Urban street patterns form planar networks whose empirical properties cannot be accounted for by simple models such as regular grids or Voronoi tesselations. Striking statistical regularities across different cities have been recently empirically found, suggesting that a general and detail-independent mechanism may be in action. We propose a simple model based on a local optimization process combined with ideas previously proposed in studies of leaf pattern formation. The statistical properties of this model are in good agreement with the observed empirical patterns. Our results thus suggest that in the absence of a global design strategy, the evolution of many different transportation networks indeed follows a simple universal mechanism.

Figure 1

(a) Number of roads versus the number of nodes (i.e., intersections and centers) for data from 1 (circles) and from 2 (squares). In the inset, we show a zoom for a small number of nodes. (b) Total length versus the number of nodes. The line is a fit which predicts growth as $\sqrt{N}$ (data from 1).

Figure 2

$M$ is the closest network point to both centers $A$ and $B$. The road will grow to point $M^{\prime }$ in order to maximally reduce the cumulative distance $\Delta$ of $A$ and $B$ from the network.

Figure 3

Snapshots of the network at different times of its evolution: (a) $t=100$, (b) $t=500$, (c) $t=2000$, (d) $t=4000$ (the growth rate is here $\eta =0.1$). At short times, we have almost a tree structure and loops appear for larger density values obtained at larger times (the number of loops then increases linearly with time).

Figure 4

Simulation results (averaged over 1000 configurations). (a) Total length of roads versus the number of nodes.
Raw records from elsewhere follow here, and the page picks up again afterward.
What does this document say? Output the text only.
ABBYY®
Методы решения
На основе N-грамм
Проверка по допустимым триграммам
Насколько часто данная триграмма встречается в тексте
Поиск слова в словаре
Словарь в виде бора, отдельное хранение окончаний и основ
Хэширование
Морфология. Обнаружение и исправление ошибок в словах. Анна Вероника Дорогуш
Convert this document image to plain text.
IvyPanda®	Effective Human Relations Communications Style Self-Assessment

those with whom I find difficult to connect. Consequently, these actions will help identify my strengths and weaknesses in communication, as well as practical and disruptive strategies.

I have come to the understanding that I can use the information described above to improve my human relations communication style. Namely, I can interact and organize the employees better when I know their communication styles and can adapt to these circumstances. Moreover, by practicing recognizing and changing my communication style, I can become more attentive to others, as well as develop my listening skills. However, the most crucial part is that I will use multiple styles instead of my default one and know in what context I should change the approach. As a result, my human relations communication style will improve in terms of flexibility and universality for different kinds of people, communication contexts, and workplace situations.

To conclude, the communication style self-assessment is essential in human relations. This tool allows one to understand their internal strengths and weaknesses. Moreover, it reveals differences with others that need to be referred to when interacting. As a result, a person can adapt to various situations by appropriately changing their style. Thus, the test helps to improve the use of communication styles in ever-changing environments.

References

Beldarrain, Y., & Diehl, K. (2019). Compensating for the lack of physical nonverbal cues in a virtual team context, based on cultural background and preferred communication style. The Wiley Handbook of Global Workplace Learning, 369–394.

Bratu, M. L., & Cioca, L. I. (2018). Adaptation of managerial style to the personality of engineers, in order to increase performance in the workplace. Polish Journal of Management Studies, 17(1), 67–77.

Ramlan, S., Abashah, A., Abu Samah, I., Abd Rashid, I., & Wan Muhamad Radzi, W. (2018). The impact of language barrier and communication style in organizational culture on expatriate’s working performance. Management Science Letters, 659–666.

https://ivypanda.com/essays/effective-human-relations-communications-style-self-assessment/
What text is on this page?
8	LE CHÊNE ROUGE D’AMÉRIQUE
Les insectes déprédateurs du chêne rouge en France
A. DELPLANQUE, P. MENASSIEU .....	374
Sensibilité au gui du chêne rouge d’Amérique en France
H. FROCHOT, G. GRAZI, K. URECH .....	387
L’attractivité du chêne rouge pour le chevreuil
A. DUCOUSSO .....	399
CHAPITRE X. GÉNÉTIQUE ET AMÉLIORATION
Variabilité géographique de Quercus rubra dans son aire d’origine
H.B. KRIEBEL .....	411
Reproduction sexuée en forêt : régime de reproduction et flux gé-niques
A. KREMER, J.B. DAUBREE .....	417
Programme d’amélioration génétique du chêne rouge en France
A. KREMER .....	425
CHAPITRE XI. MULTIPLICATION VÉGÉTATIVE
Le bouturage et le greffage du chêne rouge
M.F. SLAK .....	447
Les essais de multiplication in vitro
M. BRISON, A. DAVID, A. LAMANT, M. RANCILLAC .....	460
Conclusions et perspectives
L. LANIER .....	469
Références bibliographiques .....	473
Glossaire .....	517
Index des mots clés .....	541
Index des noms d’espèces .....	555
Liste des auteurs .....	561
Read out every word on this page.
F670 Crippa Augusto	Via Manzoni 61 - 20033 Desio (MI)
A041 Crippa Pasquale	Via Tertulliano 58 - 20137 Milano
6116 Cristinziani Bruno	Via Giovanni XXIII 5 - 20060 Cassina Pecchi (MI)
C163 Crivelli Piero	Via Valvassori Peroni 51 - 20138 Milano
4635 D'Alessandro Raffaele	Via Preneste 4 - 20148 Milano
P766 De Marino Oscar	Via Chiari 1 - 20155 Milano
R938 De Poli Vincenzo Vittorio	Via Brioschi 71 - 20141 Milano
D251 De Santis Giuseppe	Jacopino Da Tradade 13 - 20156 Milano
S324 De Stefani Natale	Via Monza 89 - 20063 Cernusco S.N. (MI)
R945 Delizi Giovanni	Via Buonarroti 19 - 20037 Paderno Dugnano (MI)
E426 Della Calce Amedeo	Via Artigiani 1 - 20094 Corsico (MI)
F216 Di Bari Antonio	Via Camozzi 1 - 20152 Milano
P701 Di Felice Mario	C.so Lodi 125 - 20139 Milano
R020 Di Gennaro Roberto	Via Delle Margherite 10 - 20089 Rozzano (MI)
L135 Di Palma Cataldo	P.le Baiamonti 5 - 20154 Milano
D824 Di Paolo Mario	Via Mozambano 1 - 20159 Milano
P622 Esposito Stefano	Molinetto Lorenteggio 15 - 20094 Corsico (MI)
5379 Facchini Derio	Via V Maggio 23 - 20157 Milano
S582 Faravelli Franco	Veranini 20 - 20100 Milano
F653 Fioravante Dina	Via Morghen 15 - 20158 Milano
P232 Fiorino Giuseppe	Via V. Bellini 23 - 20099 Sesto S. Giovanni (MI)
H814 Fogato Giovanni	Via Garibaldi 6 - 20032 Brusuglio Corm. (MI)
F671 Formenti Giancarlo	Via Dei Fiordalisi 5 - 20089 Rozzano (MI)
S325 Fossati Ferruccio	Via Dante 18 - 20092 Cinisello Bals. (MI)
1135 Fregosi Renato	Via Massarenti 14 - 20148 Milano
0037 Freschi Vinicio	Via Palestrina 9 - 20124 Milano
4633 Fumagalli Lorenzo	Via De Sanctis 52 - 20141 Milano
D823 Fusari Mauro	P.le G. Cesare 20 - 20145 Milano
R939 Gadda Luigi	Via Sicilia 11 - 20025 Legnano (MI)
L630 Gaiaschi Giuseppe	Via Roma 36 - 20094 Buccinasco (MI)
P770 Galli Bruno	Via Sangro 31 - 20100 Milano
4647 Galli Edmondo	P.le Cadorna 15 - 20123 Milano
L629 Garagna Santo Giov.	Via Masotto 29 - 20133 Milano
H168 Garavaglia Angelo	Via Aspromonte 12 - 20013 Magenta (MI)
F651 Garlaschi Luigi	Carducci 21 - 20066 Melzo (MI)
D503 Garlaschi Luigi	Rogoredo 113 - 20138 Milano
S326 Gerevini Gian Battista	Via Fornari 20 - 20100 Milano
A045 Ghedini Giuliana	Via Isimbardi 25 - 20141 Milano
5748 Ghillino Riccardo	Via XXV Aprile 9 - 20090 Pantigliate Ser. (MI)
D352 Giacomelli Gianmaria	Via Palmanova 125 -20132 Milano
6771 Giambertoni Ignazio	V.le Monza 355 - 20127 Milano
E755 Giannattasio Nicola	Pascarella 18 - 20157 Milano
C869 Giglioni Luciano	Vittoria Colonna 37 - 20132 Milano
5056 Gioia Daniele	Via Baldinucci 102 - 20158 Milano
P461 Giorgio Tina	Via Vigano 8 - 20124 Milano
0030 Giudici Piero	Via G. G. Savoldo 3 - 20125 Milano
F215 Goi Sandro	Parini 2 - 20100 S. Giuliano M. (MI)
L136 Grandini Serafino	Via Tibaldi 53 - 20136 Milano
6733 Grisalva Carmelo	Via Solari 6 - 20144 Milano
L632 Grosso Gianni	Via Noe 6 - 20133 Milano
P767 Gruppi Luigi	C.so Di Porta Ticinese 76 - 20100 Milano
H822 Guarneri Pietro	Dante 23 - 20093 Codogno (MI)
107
The dotted line is a square root fit. (b) Structure factor distribution showing good agreement with the empirical results of 15. (c)–(d) Rescaled distributions of the perimeter (c) and of the areas (d) of the cells displaying an exponential behavior.

Figure 5

(a) Network obtained for an exponential distribution of centers (1000 centers and $r_c=0.1$). (b) In this case, the area distribution is a power law (obtained for 5000 centers and 100 configurations). The solid line is a power law fit with an exponent $\approx 1.9$ (for this size and with a smaller number of configurations, we observe fluctuations of this exponent of the order of 10%).